I'm going to be doing a number of posts about producing digital music, and this post just serves to list what hardware and software I'm using for my digital audio workstation, so I can refer to it whenever I need to provide context. As of the time of this writing (April 2012) my home-built desktop DAW PC is a little over two years old. I selected just about every physical component explicitly for its impact on music production. If you manage to accumulate the same parts or better, you're going to be in good shape.
- Processor: Intel Core i7-950 @3.06 GHz (Bloomfield family, 4 cores, 8 threads). I'm using the factory heat sink.
- Motherboard: Gigabyte GA-EX58-UD5. Plenty of room and plenty of slots. Also has Texas Instruments FireWire, which is considered to be the best chipset for digital audio. Socket 1366 supports Intel Gulftown and Bloomfield processors.
- Case: Antec P183. Quiet and sturdy with isolated areas for power supply and hard drives, to reduce noise. I'm using the fans that came with the case.
- Hard drives: Three Western Digital Caviar Black drives, at 7200RPM @ 500 GB. Quiet, fast drives. One for operating system and applications, one for samples and VST libraries, and one for projects and recorded data.
- Power Supply: Corsair HX650. Relatively quiet, with all the power this computer will ever need. Wonderful modular cabling; you only use exactly the number of wires you need.
- RAM: Two Kingston DDR3 1333 sticks @ 6 GB each, for 12 GB total.
- Wireless: Linksys WMP600N Wireless-N PCI Adapter with Dual-Band. Reliable connection, with good range.
- Optical: Plextor PX-B320SA Blu-ray Disc Combo. BD reader, and super multi writer.
- Video: EVGA NVIDIA GeForce GTX 570. This is a more recent card, and while it's super powerful for gaming, you can probably find quieter cards for digital audio. You can likely get by on a very low-end, fanless card.
- MIDI Controller: Akai Professional MPK49. This controller has nice semi-weighted keys, runs off USB bus power, and includes programmable knobs, sliders, transport controls, and drum pads. It also includes templates for using it with Ableton Live and Cubase.
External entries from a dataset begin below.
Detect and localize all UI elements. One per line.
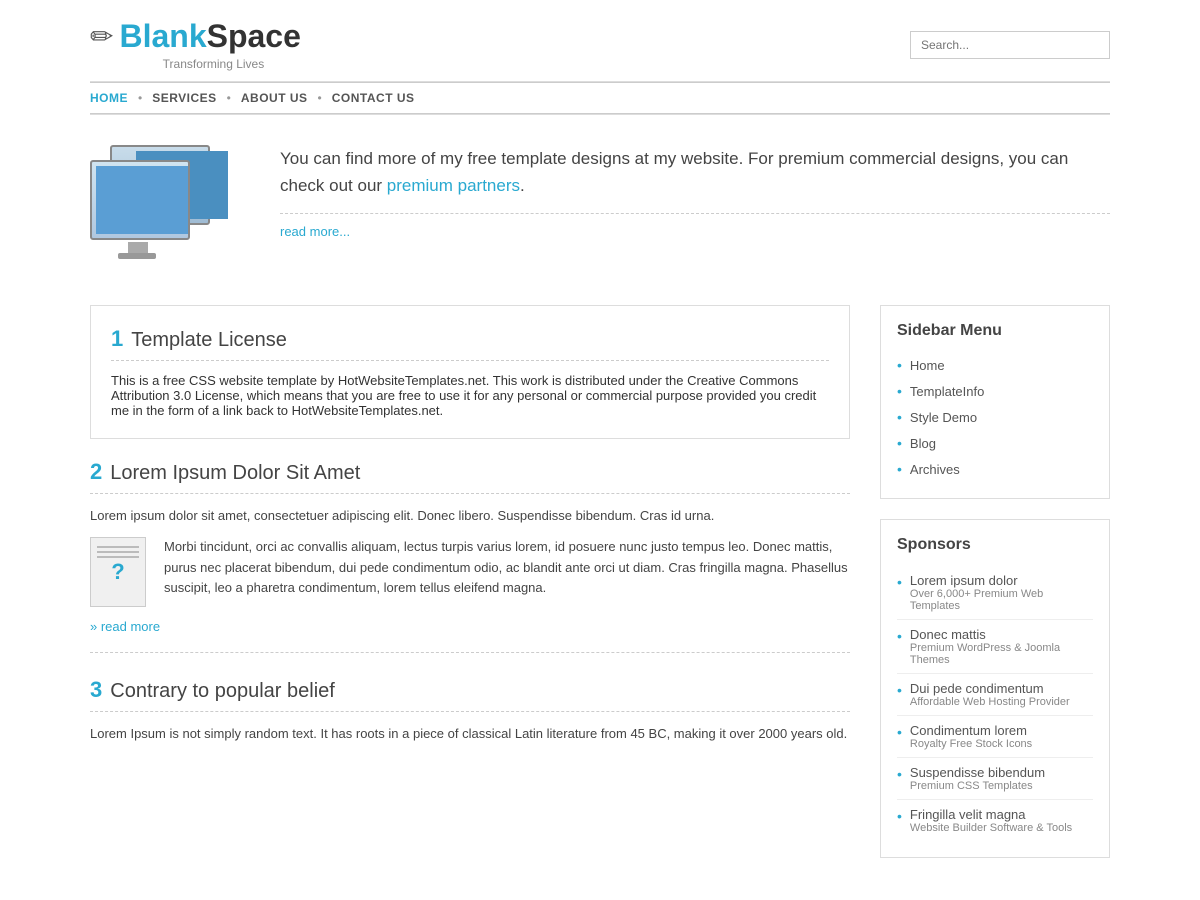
post-divider-3 [90, 711, 850, 712]
sponsor-text-3: Dui pede condimentum Affordable Web Host… [910, 681, 1070, 708]
sponsor-sub-3: Affordable Web Hosting Provider [910, 696, 1070, 708]
logo-icon: ✏ [90, 20, 113, 53]
sponsor-text-6: Fringilla velit magna Website Builder So… [910, 807, 1072, 834]
sponsor-sub-1: Over 6,000+ Premium Web Templates [910, 588, 1093, 612]
nav-item-home[interactable]: HOME [90, 91, 128, 105]
monitor-screen-front [96, 166, 188, 234]
sidebar-menu-box: Sidebar Menu Home TemplateInfo Style Dem… [880, 305, 1110, 499]
sponsor-main-5: Suspendisse bibendum [910, 765, 1045, 780]
hero-text: You can find more of my free template de… [280, 145, 1110, 239]
main-content: 1 Template License This is a free CSS we… [90, 295, 1110, 878]
nav-link-home[interactable]: HOME [90, 91, 128, 105]
sponsor-main-3: Dui pede condimentum [910, 681, 1044, 696]
post-num-2: 2 [90, 459, 102, 485]
sponsor-sub-2: Premium WordPress & Joomla Themes [910, 642, 1093, 666]
post-num-3: 3 [90, 677, 102, 703]
sponsor-text-5: Suspendisse bibendum Premium CSS Templat… [910, 765, 1045, 792]
sponsor-item-5: Suspendisse bibendum Premium CSS Templat… [897, 758, 1093, 800]
hero-read-more[interactable]: read more... [280, 224, 350, 239]
sidebar-menu-list: Home TemplateInfo Style Demo Blog Archiv… [897, 352, 1093, 482]
nav-link-about[interactable]: ABOUT US [241, 91, 308, 105]
post-body-3: Lorem Ipsum is not simply random text. I… [90, 724, 850, 745]
logo-blank: Blank [119, 18, 206, 54]
sponsor-item-6: Fringilla velit magna Website Builder So… [897, 800, 1093, 841]
content-area: 1 Template License This is a free CSS we… [90, 305, 850, 878]
sidebar-link-blog[interactable]: Blog [910, 436, 936, 451]
hero-text-end: . [520, 176, 525, 195]
sponsors-box: Sponsors Lorem ipsum dolor Over 6,000+ P… [880, 519, 1110, 858]
sponsor-sub-6: Website Builder Software & Tools [910, 822, 1072, 834]
search-box [910, 31, 1110, 59]
logo-text: BlankSpace [119, 18, 300, 55]
post-thumbnail-2: ? [90, 537, 150, 609]
sidebar-item-archives[interactable]: Archives [897, 456, 1093, 482]
post-heading-1: Template License [131, 329, 287, 352]
sidebar-menu-title: Sidebar Menu [897, 322, 1093, 340]
sidebar-item-styledemo[interactable]: Style Demo [897, 404, 1093, 430]
sponsor-item-1: Lorem ipsum dolor Over 6,000+ Premium We… [897, 566, 1093, 620]
sidebar-item-blog[interactable]: Blog [897, 430, 1093, 456]
hero-premium-link[interactable]: premium partners [387, 176, 520, 195]
sponsor-text-1: Lorem ipsum dolor Over 6,000+ Premium We… [910, 573, 1093, 612]
nav-link-contact[interactable]: CONTACT US [332, 91, 415, 105]
post-num-1: 1 [111, 326, 123, 352]
hero-divider [280, 213, 1110, 214]
sponsor-item-4: Condimentum lorem Royalty Free Stock Ico… [897, 716, 1093, 758]
sidebar: Sidebar Menu Home TemplateInfo Style Dem… [880, 305, 1110, 878]
sponsor-list: Lorem ipsum dolor Over 6,000+ Premium We… [897, 566, 1093, 841]
logo-tagline: Transforming Lives [126, 57, 301, 71]
post-title-1: 1 Template License [111, 326, 829, 352]
sponsor-sub-4: Royalty Free Stock Icons [910, 738, 1032, 750]
post-divider-2 [90, 493, 850, 494]
main-nav: HOME SERVICES ABOUT US CONTACT US [90, 82, 1110, 114]
monitor-front [90, 160, 190, 240]
post-heading-3: Contrary to popular belief [110, 680, 335, 703]
post-with-image-2: ? Morbi tincidunt, orci ac convallis ali… [90, 537, 850, 609]
sponsors-title: Sponsors [897, 536, 1093, 554]
post-heading-2: Lorem Ipsum Dolor Sit Amet [110, 462, 360, 485]
post-body-2b: Morbi tincidunt, orci ac convallis aliqu… [164, 537, 850, 599]
sponsor-item-2: Donec mattis Premium WordPress & Joomla … [897, 620, 1093, 674]
sidebar-link-archives[interactable]: Archives [910, 462, 960, 477]
post-box-1: 1 Template License This is a free CSS we… [90, 305, 850, 439]
nav-item-contact[interactable]: CONTACT US [308, 91, 415, 105]
sponsor-main-2: Donec mattis [910, 627, 986, 642]
post-title-2: 2 Lorem Ipsum Dolor Sit Amet [90, 459, 850, 485]
nav-link-services[interactable]: SERVICES [152, 91, 216, 105]
sidebar-item-templateinfo[interactable]: TemplateInfo [897, 378, 1093, 404]
post-title-3: 3 Contrary to popular belief [90, 677, 850, 703]
hero-section: You can find more of my free template de… [90, 115, 1110, 295]
sponsor-text-4: Condimentum lorem Royalty Free Stock Ico… [910, 723, 1032, 750]
logo-space: Space [207, 18, 301, 54]
sponsor-main-6: Fringilla velit magna [910, 807, 1026, 822]
sponsor-main-4: Condimentum lorem [910, 723, 1027, 738]
thumb-lines [97, 546, 139, 561]
sidebar-link-home[interactable]: Home [910, 358, 945, 373]
sponsor-item-3: Dui pede condimentum Affordable Web Host… [897, 674, 1093, 716]
nav-item-about[interactable]: ABOUT US [217, 91, 308, 105]
sponsor-sub-5: Premium CSS Templates [910, 780, 1045, 792]
post-read-more-2[interactable]: » read more [90, 619, 850, 634]
monitor-base [118, 253, 156, 259]
post-body-1: This is a free CSS website template by H… [111, 373, 829, 418]
sponsor-text-2: Donec mattis Premium WordPress & Joomla … [910, 627, 1093, 666]
sidebar-link-templateinfo[interactable]: TemplateInfo [910, 384, 984, 399]
sidebar-item-home[interactable]: Home [897, 352, 1093, 378]
thumb-image-2: ? [90, 537, 146, 607]
nav-item-services[interactable]: SERVICES [128, 91, 217, 105]
thumb-question-icon: ? [111, 559, 124, 585]
hero-paragraph: You can find more of my free template de… [280, 145, 1110, 199]
post-3: 3 Contrary to popular belief Lorem Ipsum… [90, 677, 850, 773]
sidebar-link-styledemo[interactable]: Style Demo [910, 410, 977, 425]
post-body-2a: Lorem ipsum dolor sit amet, consectetuer… [90, 506, 850, 527]
post-2: 2 Lorem Ipsum Dolor Sit Amet Lorem ipsum… [90, 459, 850, 653]
sponsor-main-1: Lorem ipsum dolor [910, 573, 1018, 588]
post-divider-1 [111, 360, 829, 361]
hero-image [90, 145, 250, 275]
search-input[interactable] [910, 31, 1110, 59]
- Audio Interface: Mark of the Unicorn (MOTU) UltraLite-mk3. Mine is the pre-Hybrid version that only has FireWire 400. (Even though USB 2's top throughput is higher than FireWire, all the device contention you typically have on a PC with USB keyboard, mouse, and MIDI devices, makes FireWire the better option.) The device draws power from the FireWire interface, but includes an optional power adapter.
- Operating System: Windows 7 Professional 64-bit, with Service Pack 1. The 64-bit version of Windows 7 delivers the best balance between power and performance, and gives you access to as much RAM as you're able to cram into your computer. Note that not all DAWs or VSTs are fully 64-bit compatible yet, but you can usually run the 32-bit versions on 64-bit Windows with no problem.
- DAW: Steinberg Cubase 5.5.3. The curent version is 6.5. I've been a cubase user since the very first release on Mac in 1994, although the Cubase of today is wildly different from the MIDI-only Cubase of the early 90s. I purchased version 5.0 and had to run various patches (5.1.1, then 5.5.0, then 5.5.3) to bring it up to date. I am using the 64-bit version, and most of my VSTs have 64-bit versions.
- DAW: Ableton Live 8. I got a free version of this with the MPK49, which included a very nice discount for upgrading to the full version. I am a total Ableton n00b at this point, but it's a very popular DAW, and most online digital music production tutorials these days seem to use it. I don't understand why they don't have a 64-bit version yet, though.
- VST Instruments: Native Instruments Komplete 6. The current version is Komplete 8. This is a suite of the most popular Native Instruments packages, including samplers, synths, and drum machines. It is a pretty mind-boggling and overwhelming set of software, and I have barely begun to comprehend it all. Most of the VSTs offer both 32-bit and 64-bit versions.